Llegué con mis chicos, con seis escasos minutos de margen.
Es complicado andar por la ciudad bajo la lluvia. Mientras mis pies seguían
la secuencia de cada paso me iba preguntando dónde está ese ritmo rápido de las
grandes urbes. En mi pequeño mundo, donde me muevo cada día, no hay nadie que
entorpezca un paseo rápido. La velocidad funciona diferente. El espacio se
recorre en menos tiempo, por más que sea el mismo medido en metros. Aquí la
impaciencia escala posiciones en la gráfica, haciéndose presente en una
ecuación donde no está convocada. Y eso que dicen que la física no entiende de
emociones...
No nos dio tiempo a mucho mientras Mikel Alvira llegaba.
Besos. Conocer a Marta, la amiga de Manuela, que, casualidades de la vida, vive
en mi pueblo, en el que crecí. Llegaron también Luis y Teresa. Y, un poco más
tarde, Nicolai. Unos sillones blancos. Dos pequeñas mesas redondas blancas. Cojines
blancos. Un revoltijo de abrigos y bolsos colocados donde menos estorbasen y
empezamos.
La reunión para hablar con Mikel de su novela tenía muchas
ventajas. La primera, que todos habíamos leído el libro y podíamos hablar de él
sin temor a spoilers. Hablamos. Preguntamos. Por el proceso creativo, por
manías, por detalles que aparecían en la lectura de la novela. Por la
estructura. Por la forma de abordar una novela. Por las frases. Por el significado
de trascender. Por la figura del agente literario…
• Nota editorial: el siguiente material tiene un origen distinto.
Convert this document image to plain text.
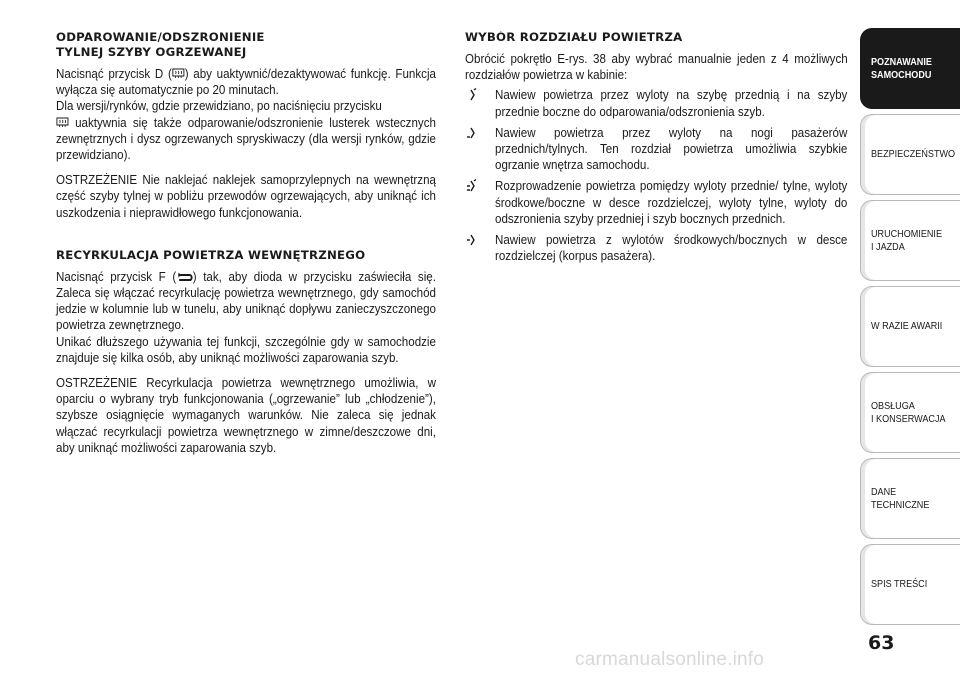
ODPAROWANIE/ODSZRONIENIE
TYLNEJ SZYBY OGRZEWANEJ

Nacisnąć przycisk D ( ) aby uaktywnić/dezaktywować funkcję. Funkcja wyłącza się automatycznie po 20 minutach.
Dla wersji/rynków, gdzie przewidziano, po naciśnięciu przycisku
uaktywnia się także odparowanie/odszronienie lusterek wstecznych zewnętrznych i dysz ogrzewanych spryskiwaczy (dla wersji rynków, gdzie przewidziano).

OSTRZEŻENIE Nie naklejać naklejek samoprzylepnych na wewnętrzną część szyby tylnej w pobliżu przewodów ogrzewających, aby uniknąć ich uszkodzenia i nieprawidłowego funkcjonowania.

RECYRKULACJA POWIETRZA WEWNĘTRZNEGO

Nacisnąć przycisk F ( ) tak, aby dioda w przycisku zaświeciła się. Zaleca się włączać recyrkulację powietrza wewnętrznego, gdy samochód jedzie w kolumnie lub w tunelu, aby uniknąć dopływu zanieczyszczonego powietrza zewnętrznego.
Unikać dłuższego używania tej funkcji, szczególnie gdy w samochodzie znajduje się kilka osób, aby uniknąć możliwości zaparowania szyb.

OSTRZEŻENIE Recyrkulacja powietrza wewnętrznego umożliwia, w oparciu o wybrany tryb funkcjonowania („ogrzewanie” lub „chłodzenie”), szybsze osiągnięcie wymaganych warunków. Nie zaleca się jednak włączać recyrkulacji powietrza wewnętrznego w zimne/deszczowe dni, aby uniknąć możliwości zaparowania szyb.

WYBÓR ROZDZIAŁU POWIETRZA

Obrócić pokrętło E-rys. 38 aby wybrać manualnie jeden z 4 możliwych rozdziałów powietrza w kabinie:

Nawiew powietrza przez wyloty na szybę przednią i na szyby przednie boczne do odparowania/odszronienia szyb.
Nawiew powietrza przez wyloty na nogi pasażerów przednich/tylnych. Ten rozdział powietrza umożliwia szybkie ogrzanie wnętrza samochodu.
Rozprowadzenie powietrza pomiędzy wyloty przednie/ tylne, wyloty środkowe/boczne w desce rozdzielczej, wyloty tylne, wyloty do odszronienia szyby przedniej i szyb bocznych przednich.
Nawiew powietrza z wylotów środkowych/bocznych w desce rozdzielczej (korpus pasażera).
POZNAWANIE
SAMOCHODU
BEZPIECZEŃSTWO
URUCHOMIENIE
I JAZDA
W RAZIE AWARII
OBSŁUGA
I KONSERWACJA
DANE
TECHNICZNE
SPIS TREŚCI
63
carmanualsonline.info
Miré el reloj la primera vez cuando había pasado hora y
media. Mis chicos no se habían quedado, para ellos esta reunión no tenía el
atractivo ni el interés que despertaba en mí y se fueron a pasear bajo la
lluvia. De momento estaban tranquilos, porque no encontré ningún mensaje que
demostrase su impaciencia.
Seguimos hablando, preguntando, compartiendo unos minutos
que fluían mezclados en una amena conversación. Yo pensaba que esto me gusta,
que quizá estaba asistiendo a la mejor “presentación de libro” en la que he
estado nunca, porque en realidad no lo era. El libro ya se había presentado
solo, ya lo había disfrutado en casa. Parándome en cada sentencia de esas que
me obligaban a anotarla en mi libreta. Sonriendo al descubrir la habilidad de
Mikel para contar una historia tan compleja estructuralmente y tan sencilla de
leer y de sentir a la vez. Maravillándome por la seguridad con la que su agente
literaria, Antonia Kerrigan, creyó en el libro que él mismo definía como “impublicable”.
Mikel, en persona, parece más joven que en las fotos que
había visto en las redes. Es muy locuaz y provocó varias veces la sonrisa de
quienes estábamos ahí –sobre todo cuando le preguntaba qué opinaba a Marta, que
fue la que más silenciosa se mostró-. Habla con pasión de todos sus libros, de
La novela de Rebeca pero también de esos otros que ha publicado: novelas, ensayos, teatro y poesía. Porque él, nos lo
dijo, se siente poeta, autor de frases en torno a las que construye novelas. Y
seguro que lo es, porque los títulos de sus otros libros lo son: El mar que te
debía, El silencio de las hayas, La playa de las letras…
Pero no nos quedamos en esto. También hablamos de los blogs.
Del escasísimo pudor que tenemos al mezclar en nuestros comentarios en Twitter
libros con lavadoras, o con el menú del día, o con recoger a los niños del
colegio. De los personalísimos análisis en las reseñas. Ninguna se parece a
otra, cada uno encontramos matices nuevos, ponemos focos en distintos aspectos.
De la pasión por la literatura que detecta en cada uno.
Miré de nuevo el móvil y ya me estaban llamando,
impacientes. La lluvia entorpecía su paseo y querían volver a casa. Vinieron a
buscarme, pero les pedí un poco más de tiempo. Me lo concedieron, pero me tuve
que marchar antes del final. Los veía al fondo, en otra mesa, con cara de
aburridos y de querer regresar. Y tenía que hacerlo con ellos, por más que esta
tarde de sábado lluvioso en Madrid haya sido oxígeno para mí.
Espero que haya más, que en otro momento podamos sentarnos y
sentirnos como esta tarde. Que las palabras escritas vuelvan a protagonizar
unas horas compartidas con gente que las ama tanto como yo.
Fotos del momento. Pocas, no nos dio tiempo.